Staff Editorial

What is the “Lawrence Bubble”? The above phrase is part of the Lawrentian language that will slowly slide into your vocabulary during the next year (along with “The Lawrence Difference” and “sketchy” and its variants). “Bubble” is the latest in a series of metaphors adopted by students to describe the relation of our community and culture to the “outside” world. What does it mean?

When Lawrentians say they’re in the Lawrence Bubble, it means that life at Lawrence seems all-encompassing, and that everything that occurs here is disproportionately important. Students trapped in the Bubble forget that the Lawrence experience is only one aspect of life.

How will you know you’ve moved inside the Bubble? You may lose contact with current events and with news at home and begin to focus on the life and relationships you are building here.
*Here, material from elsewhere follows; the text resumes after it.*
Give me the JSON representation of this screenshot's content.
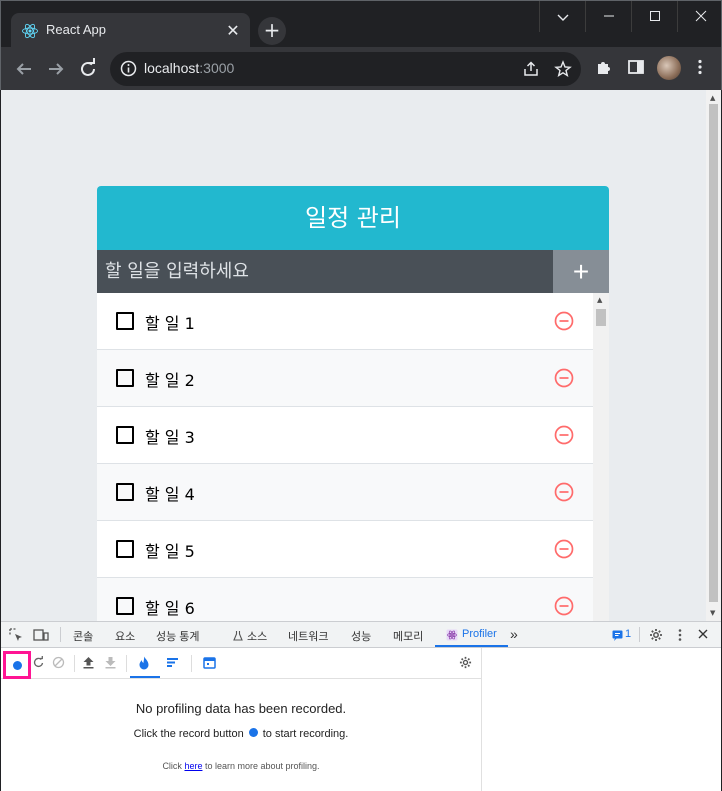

The more focused your attention here becomes, the more you will identify with and think like people here, and the further into the bubble you will proceed. You may begin to believe that Lawrence is reflective of the world and that everyone on the outside should think the same way as we do. You may even think that everyone is, or should be, liberal, and that Michael Moore never twists facts.

The Bubble and its effects are not entirely good or bad. Lawrence was designed to be a quasi-isolated residential community, but also to teach diverse traditions of thought and to allow students to engender their own set of beliefs about the world. Lawrence is a self-sustaining cosmos, but it is not a microcosm of the greater world. This is good because it allows us to form a unique, thriving community; and it could be bad only if we forget that the “real” world awaits us at the campus limits.